Analytical data is ubiquitous in the world of chemical and biochemical R&D. Traditionally, digital representations of analytical experiments were used almost solely by laboratory scientists to make decisions about the direction of their work. While analytical data was stored as proof of structure or composition for regulatory purposes, its primary use was to understand materials and processes, and help build control strategies. Laboratory scientists used the information gained from interpreting NMR, LC/MS, FT-IR, and other analytical data to direct next steps.
With the increasing desire to funnel data to artificial intelligence and machine learning (AI/ML) applications, R&D organizations are expanding the remit for the data generated within their four walls. Data scientists are now emerging as a major data consumer for the rich analytical data that is acquired from scientific instruments. We recently reported that while only 6% of surveyed individuals have already implemented the use of analytical data for data science use, 43% are in the process of such implementations.
The Divergent Needs of Lab Scientists and Data Scientists
The interaction and requirements—use cases, required preparation of analytical data, methods used to access the data—differ significantly enough between these two different data consumers that new challenges are being raised in the already difficult area of analytical data accessibility and management. Can these divergent needs be met by currently available technologies?
Laboratory scientists performing and using these experiments require immediate on-demand access to the data as soon as it’s acquired. Ideally, they need access to the chromatograms and/or spectra; not a static image or PDF. Access to the full data set enables them to extract the maximum scientific value for decision-making. They need to be able to view the data in a rich user interface (UI) that is highly interactive, giving them the ability to interrogate the data. They need to be able to not only “zoom in” on the spectra or chromatogram, but also process the data with basic and advanced functions such as peak detection, integration, and combining spectra. Lab scientists also have specific storage requirements as they want to be able to recall the full analytical datafile at a later point time if more information is available for data reprocessing.
Data scientists, on the other hand, want access to the results of fully processed data—the tabulated results and meta data associated with the data file—and not raw chromatograms or spectra. Furthermore, data from a single analytical data file may be less useful to them than data that has been assembled from several related analytical data files, representing a chemical study. Data scientists do not require interfaces to visualize the raw data, rather they need access to tools such as APIs to abstract their desired data content, so that it can be engineered in the specific formats necessary for their applications. Alternatively, they may also utilize specific database views to abstract data. Business Intelligence (BI)/ML/AI applications use large tracts of data to provide insights not easily accessible to human reviewers of that same data. Data scientists, for example, may use the data to understand instrument usage to inform the purchase of new instruments, or to predict or provide guidance on product formulation and stability (long term), so that scientists have a better starting point—shortening the development cycle and ultimately getting the product to market at a faster rate.
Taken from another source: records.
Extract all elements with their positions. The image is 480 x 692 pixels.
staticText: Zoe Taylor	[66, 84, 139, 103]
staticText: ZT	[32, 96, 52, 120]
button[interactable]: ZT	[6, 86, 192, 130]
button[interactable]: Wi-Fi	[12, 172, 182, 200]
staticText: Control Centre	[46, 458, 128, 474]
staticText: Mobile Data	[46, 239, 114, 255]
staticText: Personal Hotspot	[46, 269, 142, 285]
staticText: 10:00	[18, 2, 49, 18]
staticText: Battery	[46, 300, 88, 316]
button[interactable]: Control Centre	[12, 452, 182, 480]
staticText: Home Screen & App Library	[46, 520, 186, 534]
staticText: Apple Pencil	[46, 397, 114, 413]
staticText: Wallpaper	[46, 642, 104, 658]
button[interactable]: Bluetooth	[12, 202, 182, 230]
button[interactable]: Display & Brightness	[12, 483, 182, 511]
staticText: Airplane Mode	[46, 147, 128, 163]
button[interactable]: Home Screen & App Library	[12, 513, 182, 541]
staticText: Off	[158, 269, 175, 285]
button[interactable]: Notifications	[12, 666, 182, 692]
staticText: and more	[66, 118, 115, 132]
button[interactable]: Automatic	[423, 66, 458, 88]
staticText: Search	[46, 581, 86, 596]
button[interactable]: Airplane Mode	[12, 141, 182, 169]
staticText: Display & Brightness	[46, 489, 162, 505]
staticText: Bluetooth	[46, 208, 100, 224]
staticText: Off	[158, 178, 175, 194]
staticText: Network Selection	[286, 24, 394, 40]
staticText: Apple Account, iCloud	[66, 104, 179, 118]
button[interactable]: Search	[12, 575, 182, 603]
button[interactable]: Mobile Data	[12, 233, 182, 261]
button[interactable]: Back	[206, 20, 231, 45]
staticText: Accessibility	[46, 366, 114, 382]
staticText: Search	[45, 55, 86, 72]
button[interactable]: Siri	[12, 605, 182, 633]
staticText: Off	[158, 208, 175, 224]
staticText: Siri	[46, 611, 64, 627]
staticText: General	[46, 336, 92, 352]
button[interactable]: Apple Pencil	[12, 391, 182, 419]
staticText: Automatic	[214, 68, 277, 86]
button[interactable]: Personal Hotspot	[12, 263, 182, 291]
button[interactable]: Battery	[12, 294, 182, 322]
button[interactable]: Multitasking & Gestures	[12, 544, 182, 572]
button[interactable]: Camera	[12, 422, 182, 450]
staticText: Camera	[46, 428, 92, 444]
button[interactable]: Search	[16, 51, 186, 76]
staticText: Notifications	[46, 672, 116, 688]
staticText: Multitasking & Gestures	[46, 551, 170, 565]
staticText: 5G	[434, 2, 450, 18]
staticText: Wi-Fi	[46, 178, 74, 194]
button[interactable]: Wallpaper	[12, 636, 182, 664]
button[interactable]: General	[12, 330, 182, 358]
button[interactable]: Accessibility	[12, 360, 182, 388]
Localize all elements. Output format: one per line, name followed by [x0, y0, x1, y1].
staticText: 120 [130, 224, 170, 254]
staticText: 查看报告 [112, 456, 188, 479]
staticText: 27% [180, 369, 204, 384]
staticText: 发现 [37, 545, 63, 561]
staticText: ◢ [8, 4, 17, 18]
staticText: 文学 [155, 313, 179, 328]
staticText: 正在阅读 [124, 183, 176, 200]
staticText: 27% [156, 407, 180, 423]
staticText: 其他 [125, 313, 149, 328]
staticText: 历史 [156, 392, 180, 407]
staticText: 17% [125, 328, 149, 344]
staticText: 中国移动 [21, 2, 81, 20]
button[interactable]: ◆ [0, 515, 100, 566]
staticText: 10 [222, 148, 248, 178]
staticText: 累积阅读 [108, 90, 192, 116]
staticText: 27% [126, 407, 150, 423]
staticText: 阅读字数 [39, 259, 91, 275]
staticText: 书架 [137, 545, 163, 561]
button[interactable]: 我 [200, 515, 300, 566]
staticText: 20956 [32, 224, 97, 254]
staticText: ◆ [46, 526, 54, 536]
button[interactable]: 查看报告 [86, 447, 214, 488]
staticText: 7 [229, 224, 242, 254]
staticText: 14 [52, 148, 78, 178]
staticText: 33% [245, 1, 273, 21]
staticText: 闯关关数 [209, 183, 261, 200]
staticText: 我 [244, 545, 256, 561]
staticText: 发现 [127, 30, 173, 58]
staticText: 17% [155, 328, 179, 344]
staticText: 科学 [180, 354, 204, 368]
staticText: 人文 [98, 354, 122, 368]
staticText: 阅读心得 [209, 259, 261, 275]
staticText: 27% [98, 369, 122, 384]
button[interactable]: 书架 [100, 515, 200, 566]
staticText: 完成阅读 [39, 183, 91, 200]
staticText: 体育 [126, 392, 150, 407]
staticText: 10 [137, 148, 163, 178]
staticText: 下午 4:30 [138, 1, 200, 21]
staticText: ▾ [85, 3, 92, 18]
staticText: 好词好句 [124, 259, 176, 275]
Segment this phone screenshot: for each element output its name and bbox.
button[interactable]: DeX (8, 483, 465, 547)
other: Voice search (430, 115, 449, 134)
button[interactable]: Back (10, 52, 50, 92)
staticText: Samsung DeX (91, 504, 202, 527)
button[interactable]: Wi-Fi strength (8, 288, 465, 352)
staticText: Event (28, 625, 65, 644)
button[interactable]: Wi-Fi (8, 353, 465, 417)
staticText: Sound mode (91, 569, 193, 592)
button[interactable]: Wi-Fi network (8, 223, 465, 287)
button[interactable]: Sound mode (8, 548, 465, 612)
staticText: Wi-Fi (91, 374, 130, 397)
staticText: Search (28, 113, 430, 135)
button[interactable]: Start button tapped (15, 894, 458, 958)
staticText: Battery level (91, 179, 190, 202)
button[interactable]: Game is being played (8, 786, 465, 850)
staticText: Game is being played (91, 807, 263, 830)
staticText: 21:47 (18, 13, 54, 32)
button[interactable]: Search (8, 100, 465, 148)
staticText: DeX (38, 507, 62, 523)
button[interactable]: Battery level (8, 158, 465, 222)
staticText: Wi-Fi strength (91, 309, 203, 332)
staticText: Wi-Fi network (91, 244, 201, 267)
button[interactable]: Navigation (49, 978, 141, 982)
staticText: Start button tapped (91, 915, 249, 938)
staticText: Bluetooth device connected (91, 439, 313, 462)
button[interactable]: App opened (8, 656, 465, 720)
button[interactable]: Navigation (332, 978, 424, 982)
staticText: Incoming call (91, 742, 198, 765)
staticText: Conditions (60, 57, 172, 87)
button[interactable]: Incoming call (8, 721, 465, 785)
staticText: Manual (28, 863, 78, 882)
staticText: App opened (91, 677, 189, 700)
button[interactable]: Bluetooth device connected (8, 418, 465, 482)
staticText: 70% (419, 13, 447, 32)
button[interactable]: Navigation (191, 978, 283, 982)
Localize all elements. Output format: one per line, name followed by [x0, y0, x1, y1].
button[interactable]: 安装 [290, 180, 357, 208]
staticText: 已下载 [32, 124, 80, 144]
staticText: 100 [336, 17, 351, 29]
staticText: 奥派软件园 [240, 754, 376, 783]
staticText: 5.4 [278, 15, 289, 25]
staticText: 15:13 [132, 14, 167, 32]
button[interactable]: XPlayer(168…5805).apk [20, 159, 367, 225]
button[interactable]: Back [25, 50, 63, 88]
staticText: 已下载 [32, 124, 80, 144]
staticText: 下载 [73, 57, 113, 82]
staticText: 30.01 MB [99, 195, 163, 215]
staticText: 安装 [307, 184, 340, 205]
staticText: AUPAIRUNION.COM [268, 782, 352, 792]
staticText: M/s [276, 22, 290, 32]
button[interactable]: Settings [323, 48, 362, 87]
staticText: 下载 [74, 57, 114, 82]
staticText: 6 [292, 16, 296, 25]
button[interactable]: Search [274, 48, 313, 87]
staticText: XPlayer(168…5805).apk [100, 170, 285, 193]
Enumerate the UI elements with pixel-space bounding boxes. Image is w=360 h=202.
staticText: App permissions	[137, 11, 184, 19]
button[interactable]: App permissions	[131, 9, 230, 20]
Selecting the Right Technology Partner
In order to address the divergent needs of today’s data consumers, informatics providers need expertise in analytical chemistry data and an understanding of how different users interact with the data. It’s not enough to be able to provide the best IT architecture if the end users’ needs are unaccounted for.
Organizations need to work with technology providers that meet the needs of lab scientists and data scientists. They require a unified platform to manage and normalize data from all the major instrument vendors and analytical techniques in raw or processed proprietary data formats. Pulling data into a single informatics environment that is designed for analytical data processing and interpretation means scientists in the lab can access all their data needs in a single UI. Normalization of that data, export to JSON or XML formats, and availability through a well-developed API lends accessibility to data scientists. ACD/Labs has been working with leading R&D organizations to provide solutions and delivery modes that satisfy the needs for all of today’s data consumers, regardless of their needs.